New Approaches to Learning
Thus far, the response to JHUSON’s online courses has been enthusiastic. Students in the prerequisite courses have offered such comments as “the best online course I’ve ever taken” and praised the level of contact with instructors and the value of the course.
At the heart of this excitement is the participatory, collaborative nature of the courses, with a variety of presentation tools that enable all types of learners to connect with the material and each other. Students share a wealth of experience from their diverse backgrounds and are quickly able to apply what they learn to real-life scenarios, bringing the curriculum to life in an immediate way.

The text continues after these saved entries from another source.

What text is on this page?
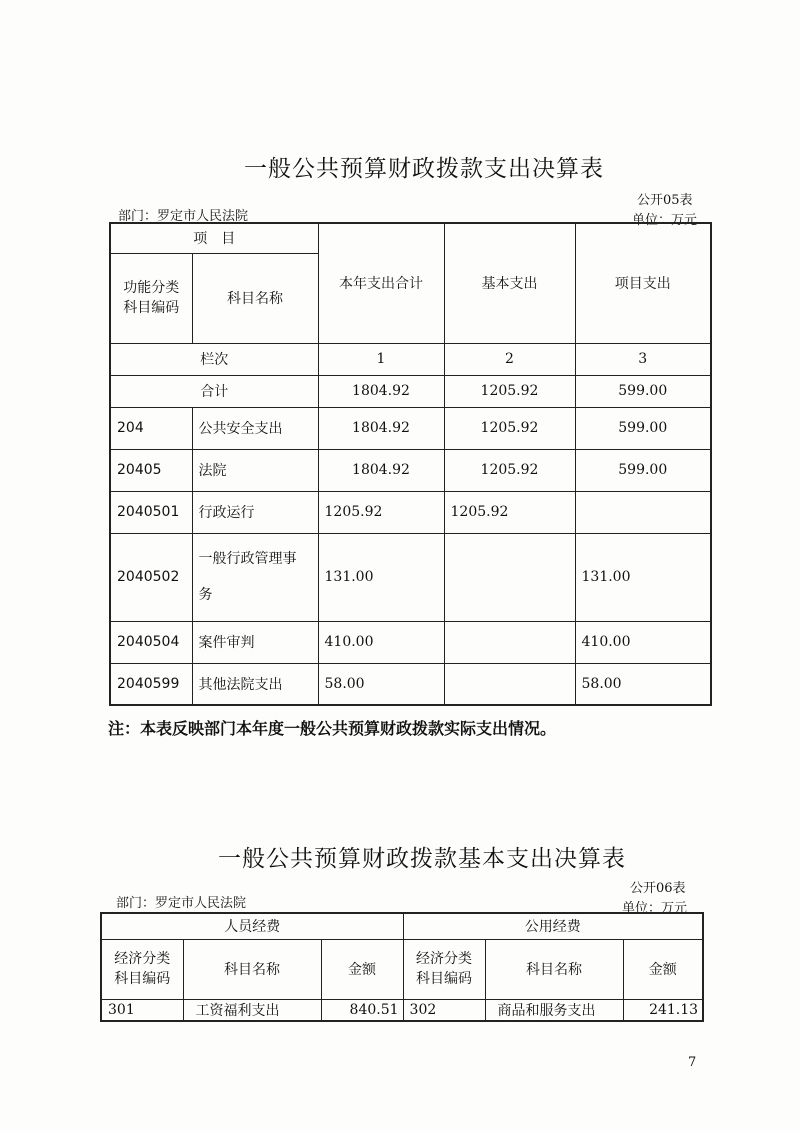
一般公共预算财政拨款支出决算表
公开05表
部门：罗定市人民法院	单位：万元
项　目		本年支出合计	基本支出	项目支出
功能分类科目编码	科目名称			
栏次		1	2	3
合计		1804.92	1205.92	599.00
204	公共安全支出	1804.92	1205.92	599.00
20405	法院	1804.92	1205.92	599.00
2040501	行政运行	1205.92	1205.92	
2040502	一般行政管理事务	131.00		131.00
2040504	案件审判	410.00		410.00
2040599	其他法院支出	58.00		58.00
注：本表反映部门本年度一般公共预算财政拨款实际支出情况。
一般公共预算财政拨款基本支出决算表
公开06表
部门：罗定市人民法院	单位：万元
人员经费			公用经费		
经济分类科目编码	科目名称	金额	经济分类科目编码	科目名称	金额
301	工资福利支出	840.51	302	商品和服务支出	241.13
7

For the faculty, it’s an opportunity to examine familiar subject matter from a new perspective and a chance to actively foster dialogue and mutual assistance among students in a way that not only enriches the experience but helps the instructor to engage those who might otherwise linger quietly in the virtual back row.
Newton gives a great deal of credit to the faculty who have become excited about the possibilities opened up through technology. “We’ve come a long way,” he reflects. “We’ve seen nothing short of a revolution over the last 15 years of how we deliver education.”
David Newton, executive director of Professional Programs at the Johns Hopkins University School of Nursing, on MOOCS and online learning:
What excites you about online learning within Professional Programs?
Being a part of something that is always evolving is definitely exciting. The diversification of our audience is also very intriguing as we move forward– nurse education will always be at the core of what we do, however we’re also working toward more and more interprofessional educational programs as well. I derive a great deal of my own personal job satisfaction knowing that my actions enable the good work of countless individuals that I will never meet.
What do you think drew participants to the Science of Safety in Healthcare MOOC on Coursera?
The great thing is that our content is being delivered in a manner for the casual learner– the person who might be interested in the topic area, but would never be able to come on campus or attend a professional conference. It allows the rich resources of the university and the amazing research of Johns Hopkins University faculty to be dispersed to a mass audience like never before.
Does the MOOC carry weight professionally, without accreditation?
The students actually drive the reputation of the MOOC by what they say about it in social media or through professional conversations with colleagues and this, in turn, drives what the marketplace value of the experience is. However, we’re also looking at how to have our courses approved for Continuing Nursing Education (CNE). We’re working through the early stages now, but our next Coursera course– which will be on the general topical area of elder care– may very well have the option of CNE contact hours.
What was the most surprising thing about the partnership with Coursera?
They have credibility and they have the ability to reach an audience that is – in all honesty – astonishing. For example, on the first day of enrollment for The Science of Safety in Healthcare, we had 400 students enrolled. Four hundred students before we had made any announcements concerning the course, or distributed press releases. All that drove them was the course “register” button going live on the website. Quite impressive.